- Born: September 19, 1915 Treviso, Italy
- Died: July 31, 1997 (aged 81) Padua, Italy
- Scientific career
- Fields: Astronomy
- Institutions: University of Padua, Asiago Astrophysical Observatory
- Academic advisors: Bruno Rossi

= Leonida Rosino =

Italian astronomer (1917–1997)

Leonida Rosino (Treviso, 19 September 1915 – Padua, 31 July 1997) was an Italian astronomer, known for having discovered 23 supernovae.

==Biography==
After graduating in physics from the University of Padua in 1938, he devoted himself to astronomy, becoming an assistant to Giovanni Silva. His scientific training was completed by a two-year stay at the Yerkes Observatory of the University of Chicago, from 1948 to 1950.

He obtained a degree in astronomy in 1948; from 1939 to 1953 he was first assistant and then professor in charge of spectroscopy at the University of Bologna, at the chair of Francesco Zagar. He became full professor of astronomy at the University of Cagliari in 1953, then moved to the University of Bologna in 1954 and, in 1956, to the University of Padua, where he remained until his appointment as professor emeritus. In 1956 he became the director of the Asiago Astrophysical Observatory.

Author of over 250 scientific publications, he made original contributions to the study of variable stars, globular clusters, and the physics of novae and supernovae, which made him internationally famous. He discovered 23 supernovae (five of them together with other scientists); he also discovered the cataclysmic variable AL Comae Berenices on 16 November 1961.
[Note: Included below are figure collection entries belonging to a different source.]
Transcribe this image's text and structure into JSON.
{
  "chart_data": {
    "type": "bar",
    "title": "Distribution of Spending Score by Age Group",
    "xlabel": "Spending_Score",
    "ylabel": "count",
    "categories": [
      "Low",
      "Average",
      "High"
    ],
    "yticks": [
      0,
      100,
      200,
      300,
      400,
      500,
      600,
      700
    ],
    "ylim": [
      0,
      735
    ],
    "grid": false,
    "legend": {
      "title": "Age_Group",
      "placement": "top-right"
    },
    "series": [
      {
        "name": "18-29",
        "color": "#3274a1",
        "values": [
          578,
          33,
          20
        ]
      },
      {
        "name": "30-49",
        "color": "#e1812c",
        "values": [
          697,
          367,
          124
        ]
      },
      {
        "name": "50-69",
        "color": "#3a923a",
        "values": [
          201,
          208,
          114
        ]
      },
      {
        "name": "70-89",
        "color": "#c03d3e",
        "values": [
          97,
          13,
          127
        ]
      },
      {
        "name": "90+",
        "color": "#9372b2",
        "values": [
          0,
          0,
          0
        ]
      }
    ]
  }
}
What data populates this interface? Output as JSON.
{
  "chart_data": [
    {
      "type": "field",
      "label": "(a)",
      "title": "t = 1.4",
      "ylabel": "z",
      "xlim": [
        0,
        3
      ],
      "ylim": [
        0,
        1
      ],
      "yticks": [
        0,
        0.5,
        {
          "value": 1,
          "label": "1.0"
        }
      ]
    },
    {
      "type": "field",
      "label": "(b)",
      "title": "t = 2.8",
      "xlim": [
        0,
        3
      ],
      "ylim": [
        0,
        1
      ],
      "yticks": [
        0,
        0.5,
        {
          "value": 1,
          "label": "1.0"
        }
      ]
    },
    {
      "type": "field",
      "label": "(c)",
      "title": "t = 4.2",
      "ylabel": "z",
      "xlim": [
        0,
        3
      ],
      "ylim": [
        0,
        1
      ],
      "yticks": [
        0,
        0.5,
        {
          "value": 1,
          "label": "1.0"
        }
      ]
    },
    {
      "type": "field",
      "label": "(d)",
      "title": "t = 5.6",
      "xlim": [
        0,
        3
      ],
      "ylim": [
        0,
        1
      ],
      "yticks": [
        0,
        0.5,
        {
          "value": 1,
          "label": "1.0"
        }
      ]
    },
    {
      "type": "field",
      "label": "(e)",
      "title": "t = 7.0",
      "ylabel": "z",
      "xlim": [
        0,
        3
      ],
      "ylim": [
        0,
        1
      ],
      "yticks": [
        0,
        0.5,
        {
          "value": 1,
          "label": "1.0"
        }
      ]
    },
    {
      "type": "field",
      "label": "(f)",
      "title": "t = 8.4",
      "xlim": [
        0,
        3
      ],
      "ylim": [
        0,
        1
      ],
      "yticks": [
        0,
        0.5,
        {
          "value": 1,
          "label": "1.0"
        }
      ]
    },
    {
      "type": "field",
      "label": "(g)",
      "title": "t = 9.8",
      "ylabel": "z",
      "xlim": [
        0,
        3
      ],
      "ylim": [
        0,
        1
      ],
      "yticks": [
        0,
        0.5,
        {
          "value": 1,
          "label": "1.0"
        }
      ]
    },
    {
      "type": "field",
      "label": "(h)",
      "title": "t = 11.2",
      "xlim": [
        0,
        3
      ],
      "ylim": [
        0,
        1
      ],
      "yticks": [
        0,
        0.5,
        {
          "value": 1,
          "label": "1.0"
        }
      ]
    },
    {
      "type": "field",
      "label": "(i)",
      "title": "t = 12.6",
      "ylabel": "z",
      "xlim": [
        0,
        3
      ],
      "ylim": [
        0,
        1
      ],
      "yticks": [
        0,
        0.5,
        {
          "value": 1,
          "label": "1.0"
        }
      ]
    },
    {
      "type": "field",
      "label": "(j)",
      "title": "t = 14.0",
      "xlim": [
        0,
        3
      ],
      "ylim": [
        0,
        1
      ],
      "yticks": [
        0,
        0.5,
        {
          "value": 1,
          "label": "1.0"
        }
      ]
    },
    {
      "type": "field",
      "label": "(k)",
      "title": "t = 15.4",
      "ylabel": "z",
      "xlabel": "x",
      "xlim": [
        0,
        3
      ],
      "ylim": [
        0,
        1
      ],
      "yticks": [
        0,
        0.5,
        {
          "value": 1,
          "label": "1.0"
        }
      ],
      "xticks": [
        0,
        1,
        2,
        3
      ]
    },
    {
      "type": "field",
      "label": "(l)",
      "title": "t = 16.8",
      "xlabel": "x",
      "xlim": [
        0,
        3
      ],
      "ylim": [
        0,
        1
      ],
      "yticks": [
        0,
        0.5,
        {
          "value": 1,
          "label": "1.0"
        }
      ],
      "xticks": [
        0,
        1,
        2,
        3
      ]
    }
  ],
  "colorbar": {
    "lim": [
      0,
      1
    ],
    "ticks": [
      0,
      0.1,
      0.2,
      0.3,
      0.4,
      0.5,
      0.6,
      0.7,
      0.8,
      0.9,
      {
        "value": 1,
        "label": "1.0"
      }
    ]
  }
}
Leonida Rosino was a member of many national and international scientific societies including the Accademia dei Lincei and the Veneto Institute of Sciences, Letters and Arts.

The Asiago Cima Ekar Observing Station was named in his memory on 15 November 1997. In the station there is a plaque with his image, bearing the inscription "Leonida Rosino 1915 - 1997 Unparalleled master, creator and creator of this astronomical station - November 15, 1997".

==Major works==
- Fisica delle stelle, Vallardi, Milan, 1956
- Observations et interpretation de l'etoile variable SS Cygny, Vallardi, Milan, 1960
- Luci e ombre nella conoscenza del mondo fisico (1970)
- Photometric and spectroscopic studies of novae and supernovae (1971)
- Lezioni di astronomia, CEDAM, Padova, 1979
- Gli astri: Dal sistema solare alle galassie, UTET, Torino, 1985

==Honors==
Leonida Rosino has been awarded an honorary degree by two universities:
- University of Basel (1970)
- University of Innsbruck (1989)

The asteroid 7715 Leonidarosino was named in his honor.